As each buffer becomes full, the instrumented kernel raises an _NTO_HOOK_TRACE synthetic interrupt to notify the data-capturing program to save the buffer. Because the buffer size is fixed, the kernel sends only the buffer address; the length is constant.

The instrumented kernel can't flush a buffer or change buffers within an interrupt. If the interrupt wasn't handled before the buffer became 100% full, some of the events may be lost. To ensure this never happens, the instrumented kernel requests a buffer flush at the high-water mark.

The high-water mark is set at an efficient, yet conservative, level:

around 70% (_TRACEBUF_MAX_EVENTS) for linear mode
around 90% (_TRACEBUF_MAX_EVENTS_RING) for ring mode

Most interrupt routines require fewer than 300 event buffer slots (approximately 30% of 1024 event buffer slots), so there's virtually no chance that any events will be lost. (The few routines that use extremely long interrupts should include a manual buffer-flush request in their code.)

Therefore, in a normal system, the kernel logs about 715 events of the fixed maximum of 1024 events before notifying the capture program.

Buffer overruns

The instrumented kernel is both the very core of the system and the controller of the event buffers.

When the instrumented kernel is busy, it logs more events. The buffers fill more quickly, and the instrumented kernel requests that the buffers be flushed more often. The data-capture program handles each flush request; the instrumented kernel switches to the next buffer and continues logging events. In an extremely busy system, the data-capture program may not be able to flush the buffers as quickly as the instrumented kernel fills them.

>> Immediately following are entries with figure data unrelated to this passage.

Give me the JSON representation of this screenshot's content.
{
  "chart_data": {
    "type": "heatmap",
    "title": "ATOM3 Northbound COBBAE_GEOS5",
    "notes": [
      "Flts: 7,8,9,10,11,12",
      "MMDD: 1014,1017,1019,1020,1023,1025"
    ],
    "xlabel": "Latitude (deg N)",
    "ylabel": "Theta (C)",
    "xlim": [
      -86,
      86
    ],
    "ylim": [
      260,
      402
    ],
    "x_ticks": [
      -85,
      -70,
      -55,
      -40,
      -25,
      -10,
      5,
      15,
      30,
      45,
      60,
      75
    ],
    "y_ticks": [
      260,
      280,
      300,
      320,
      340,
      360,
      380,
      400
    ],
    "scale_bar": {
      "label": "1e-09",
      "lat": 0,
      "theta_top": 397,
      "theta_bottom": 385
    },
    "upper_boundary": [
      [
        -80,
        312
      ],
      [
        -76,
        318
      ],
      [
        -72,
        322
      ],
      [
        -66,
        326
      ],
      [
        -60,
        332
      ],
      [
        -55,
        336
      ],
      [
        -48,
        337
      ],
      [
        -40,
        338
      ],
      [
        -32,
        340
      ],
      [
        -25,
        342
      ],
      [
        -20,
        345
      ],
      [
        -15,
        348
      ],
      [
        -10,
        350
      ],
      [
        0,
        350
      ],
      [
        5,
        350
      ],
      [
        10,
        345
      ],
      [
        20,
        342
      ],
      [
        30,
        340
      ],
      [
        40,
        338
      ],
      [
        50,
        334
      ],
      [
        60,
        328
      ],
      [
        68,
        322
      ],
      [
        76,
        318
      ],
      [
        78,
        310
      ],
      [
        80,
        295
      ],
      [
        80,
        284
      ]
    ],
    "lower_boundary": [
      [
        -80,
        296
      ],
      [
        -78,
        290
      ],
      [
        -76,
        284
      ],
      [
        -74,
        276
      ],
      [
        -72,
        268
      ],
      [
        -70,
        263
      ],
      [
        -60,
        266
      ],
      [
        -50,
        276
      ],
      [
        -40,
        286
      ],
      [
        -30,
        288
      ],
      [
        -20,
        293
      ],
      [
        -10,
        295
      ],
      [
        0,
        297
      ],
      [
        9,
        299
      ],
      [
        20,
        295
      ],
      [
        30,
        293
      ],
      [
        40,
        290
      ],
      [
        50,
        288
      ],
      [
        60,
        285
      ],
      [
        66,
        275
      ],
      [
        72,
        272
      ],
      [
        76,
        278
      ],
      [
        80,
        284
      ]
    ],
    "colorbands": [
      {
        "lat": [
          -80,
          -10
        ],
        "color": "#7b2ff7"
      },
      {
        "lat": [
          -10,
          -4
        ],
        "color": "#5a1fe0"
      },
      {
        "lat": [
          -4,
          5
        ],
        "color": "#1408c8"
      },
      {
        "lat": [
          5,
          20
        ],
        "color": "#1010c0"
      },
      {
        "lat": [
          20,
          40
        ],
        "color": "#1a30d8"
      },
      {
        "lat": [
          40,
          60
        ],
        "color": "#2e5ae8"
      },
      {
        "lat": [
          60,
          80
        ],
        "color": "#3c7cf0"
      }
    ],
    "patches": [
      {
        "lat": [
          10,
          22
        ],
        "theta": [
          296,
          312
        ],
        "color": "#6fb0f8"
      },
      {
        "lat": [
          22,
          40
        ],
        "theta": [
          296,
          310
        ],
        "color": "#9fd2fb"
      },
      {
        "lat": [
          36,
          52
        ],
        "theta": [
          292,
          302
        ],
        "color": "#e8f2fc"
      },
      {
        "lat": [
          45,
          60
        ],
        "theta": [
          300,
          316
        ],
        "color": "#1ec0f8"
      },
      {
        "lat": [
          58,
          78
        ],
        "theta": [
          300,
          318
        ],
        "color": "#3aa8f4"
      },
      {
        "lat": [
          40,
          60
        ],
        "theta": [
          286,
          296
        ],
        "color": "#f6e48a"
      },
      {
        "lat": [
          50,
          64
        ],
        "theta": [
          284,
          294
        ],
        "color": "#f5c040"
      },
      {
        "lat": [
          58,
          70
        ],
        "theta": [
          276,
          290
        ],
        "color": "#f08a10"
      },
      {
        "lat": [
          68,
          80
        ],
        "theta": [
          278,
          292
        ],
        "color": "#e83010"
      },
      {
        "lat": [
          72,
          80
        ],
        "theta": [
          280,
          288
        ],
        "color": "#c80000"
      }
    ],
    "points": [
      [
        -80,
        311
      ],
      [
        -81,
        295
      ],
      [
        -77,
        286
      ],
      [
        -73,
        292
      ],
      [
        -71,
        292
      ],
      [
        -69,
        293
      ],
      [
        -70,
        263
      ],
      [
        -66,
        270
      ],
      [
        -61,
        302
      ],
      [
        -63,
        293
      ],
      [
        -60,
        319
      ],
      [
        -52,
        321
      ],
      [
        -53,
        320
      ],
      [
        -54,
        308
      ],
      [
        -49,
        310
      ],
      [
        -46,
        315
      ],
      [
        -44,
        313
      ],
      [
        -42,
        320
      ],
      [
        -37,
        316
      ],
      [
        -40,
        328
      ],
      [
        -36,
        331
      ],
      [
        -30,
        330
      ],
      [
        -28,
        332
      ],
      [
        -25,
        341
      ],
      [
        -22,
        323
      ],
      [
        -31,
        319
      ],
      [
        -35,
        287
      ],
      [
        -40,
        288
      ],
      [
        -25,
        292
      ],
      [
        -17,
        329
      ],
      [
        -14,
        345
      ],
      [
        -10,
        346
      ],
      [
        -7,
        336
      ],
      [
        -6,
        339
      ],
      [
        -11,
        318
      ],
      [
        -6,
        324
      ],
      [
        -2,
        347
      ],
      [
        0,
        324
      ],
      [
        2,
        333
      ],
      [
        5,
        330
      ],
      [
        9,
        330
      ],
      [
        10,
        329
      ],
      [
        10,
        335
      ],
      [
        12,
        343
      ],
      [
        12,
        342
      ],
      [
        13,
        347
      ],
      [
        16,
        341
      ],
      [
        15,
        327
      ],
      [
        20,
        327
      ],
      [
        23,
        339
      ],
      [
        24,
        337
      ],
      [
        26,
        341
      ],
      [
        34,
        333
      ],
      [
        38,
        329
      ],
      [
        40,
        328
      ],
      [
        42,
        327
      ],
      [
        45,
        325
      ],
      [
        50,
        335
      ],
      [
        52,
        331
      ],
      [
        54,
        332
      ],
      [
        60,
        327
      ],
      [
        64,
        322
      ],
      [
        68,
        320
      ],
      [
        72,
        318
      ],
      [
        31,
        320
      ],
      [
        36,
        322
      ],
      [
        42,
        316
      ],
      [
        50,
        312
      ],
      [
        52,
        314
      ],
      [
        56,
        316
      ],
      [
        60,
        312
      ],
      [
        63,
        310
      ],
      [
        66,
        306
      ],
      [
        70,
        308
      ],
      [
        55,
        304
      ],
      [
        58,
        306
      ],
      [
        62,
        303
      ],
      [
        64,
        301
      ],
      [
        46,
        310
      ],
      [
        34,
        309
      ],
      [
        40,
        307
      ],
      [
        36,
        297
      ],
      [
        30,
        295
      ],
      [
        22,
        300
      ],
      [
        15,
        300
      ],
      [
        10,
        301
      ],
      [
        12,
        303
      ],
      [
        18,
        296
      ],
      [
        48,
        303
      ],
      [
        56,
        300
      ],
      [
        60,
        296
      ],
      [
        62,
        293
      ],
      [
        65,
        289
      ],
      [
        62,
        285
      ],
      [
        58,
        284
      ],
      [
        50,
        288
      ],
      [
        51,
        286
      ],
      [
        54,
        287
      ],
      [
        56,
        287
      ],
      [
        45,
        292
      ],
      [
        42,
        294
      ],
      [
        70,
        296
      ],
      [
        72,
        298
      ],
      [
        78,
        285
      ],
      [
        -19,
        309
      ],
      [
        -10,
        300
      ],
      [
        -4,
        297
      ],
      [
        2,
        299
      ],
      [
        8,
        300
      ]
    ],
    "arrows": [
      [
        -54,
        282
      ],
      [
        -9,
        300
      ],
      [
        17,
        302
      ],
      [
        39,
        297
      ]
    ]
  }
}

In a three-buffer scenario, the instrumented kernel fills buffer 1 and raises an _NTO_HOOK_TRACE synthetic interrupt to notify the data-capture program that the buffer is full. The data-capture program takes “ownership” of buffer 1 and the instrumented kernel marks the buffer as “busy/in use.” If, say, the file is being saved to a hard drive that happens to be busy, then the instrumented kernel may fill buffer 2 and buffer 3 before the data-capture program can release buffer 1. In this case, the instrumented kernel skips buffer 1 and writes to buffer 2. The previous contents of buffer 2 are overwritten and the timestamps on the event buffer slots will show a discontinuity.

For more on buffer overruns, see the Tutorials chapter.